The International Court of Justice in The Hague, also known as the World Court, is the highest court in the United Nations that hears disputes between states. Its rulings are binding, although the International Court of Justice cannot enforce them.
Friday’s vote, though, poses a challenge for new Israeli Prime Minister Benjamin Netanyahu, who took office on Thursday at the head of a far-right government that includes pro-annexation parties in the West Bank.
Israel took over the West Bank, Gaza and East Jerusalem – areas that the Palestinians wanted to establish as a state – in the 1967 war.

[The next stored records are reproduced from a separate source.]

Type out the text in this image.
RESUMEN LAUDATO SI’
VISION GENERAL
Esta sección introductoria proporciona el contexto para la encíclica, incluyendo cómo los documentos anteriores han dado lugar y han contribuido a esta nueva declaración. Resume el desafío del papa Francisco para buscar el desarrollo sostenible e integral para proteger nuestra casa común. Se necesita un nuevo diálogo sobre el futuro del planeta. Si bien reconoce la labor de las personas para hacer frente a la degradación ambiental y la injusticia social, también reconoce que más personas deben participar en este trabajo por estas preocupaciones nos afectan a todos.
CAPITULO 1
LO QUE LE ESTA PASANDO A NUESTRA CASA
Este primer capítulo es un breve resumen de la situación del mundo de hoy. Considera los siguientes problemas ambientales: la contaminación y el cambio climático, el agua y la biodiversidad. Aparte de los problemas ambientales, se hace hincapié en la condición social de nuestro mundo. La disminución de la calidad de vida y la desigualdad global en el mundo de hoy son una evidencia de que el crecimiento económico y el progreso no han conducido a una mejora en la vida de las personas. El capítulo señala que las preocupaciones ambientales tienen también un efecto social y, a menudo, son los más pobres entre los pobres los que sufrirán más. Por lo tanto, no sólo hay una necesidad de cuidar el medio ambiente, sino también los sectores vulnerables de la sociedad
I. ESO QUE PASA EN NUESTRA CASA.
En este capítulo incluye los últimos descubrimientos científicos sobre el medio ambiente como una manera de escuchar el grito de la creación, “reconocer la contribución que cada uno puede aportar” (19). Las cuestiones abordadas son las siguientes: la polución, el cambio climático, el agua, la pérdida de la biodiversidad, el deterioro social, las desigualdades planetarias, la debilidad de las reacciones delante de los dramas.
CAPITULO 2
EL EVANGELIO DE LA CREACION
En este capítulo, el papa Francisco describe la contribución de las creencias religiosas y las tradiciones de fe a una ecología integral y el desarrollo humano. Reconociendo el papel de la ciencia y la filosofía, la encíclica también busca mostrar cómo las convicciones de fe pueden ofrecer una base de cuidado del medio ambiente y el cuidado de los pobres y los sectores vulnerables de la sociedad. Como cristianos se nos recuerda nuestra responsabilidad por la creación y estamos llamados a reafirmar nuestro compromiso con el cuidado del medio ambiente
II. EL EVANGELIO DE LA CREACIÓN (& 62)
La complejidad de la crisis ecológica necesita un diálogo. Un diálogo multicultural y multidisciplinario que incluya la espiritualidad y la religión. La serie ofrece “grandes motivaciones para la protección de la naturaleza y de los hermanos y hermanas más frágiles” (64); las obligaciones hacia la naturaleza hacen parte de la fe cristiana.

Peace talks broke down in 2014.
“The time has come for Israel to become a State under the law and to be held accountable for its ongoing crimes against our people,” Nabil Abu Rudeine, spokesman for Palestinian President Mahmoud Abbas, said in a statement.
Israeli officials have not yet commented on the vote. It was condemned by Israel’s envoy to the UN, Gilad Erdan, even before it was held at the beginning of the Jewish Sabbath.
A senior Palestinian official, Hussein al-Sheikh, said on Twitter that the vote “reflects a victory for Palestinian diplomacy.” 87 members voted to accept the request; Israel, the US and 24 other members voted against; and 53 abstained.
Palestinians have limited rule in the West Bank, and East Jerusalem was annexed by Israel in a move not internationally recognized. His settlements in these territories are considered illegal in most countries. A view that Israel disputes, citing biblical and historical ties to the land, as well as security.
The UN General Assembly has asked the International Court of Justice for an advisory opinion on the legal consequences of Israel’s “occupation, settlement and annexation” … including measures to change the demographic composition, character and status of the Holy City of Jerusalem, as well as its adoption of related discriminatory legislation and measures.”
The new Israeli government has promised to fortify its settlements in the West Bank, but Netanyahu has not signaled any imminent moves to annex them.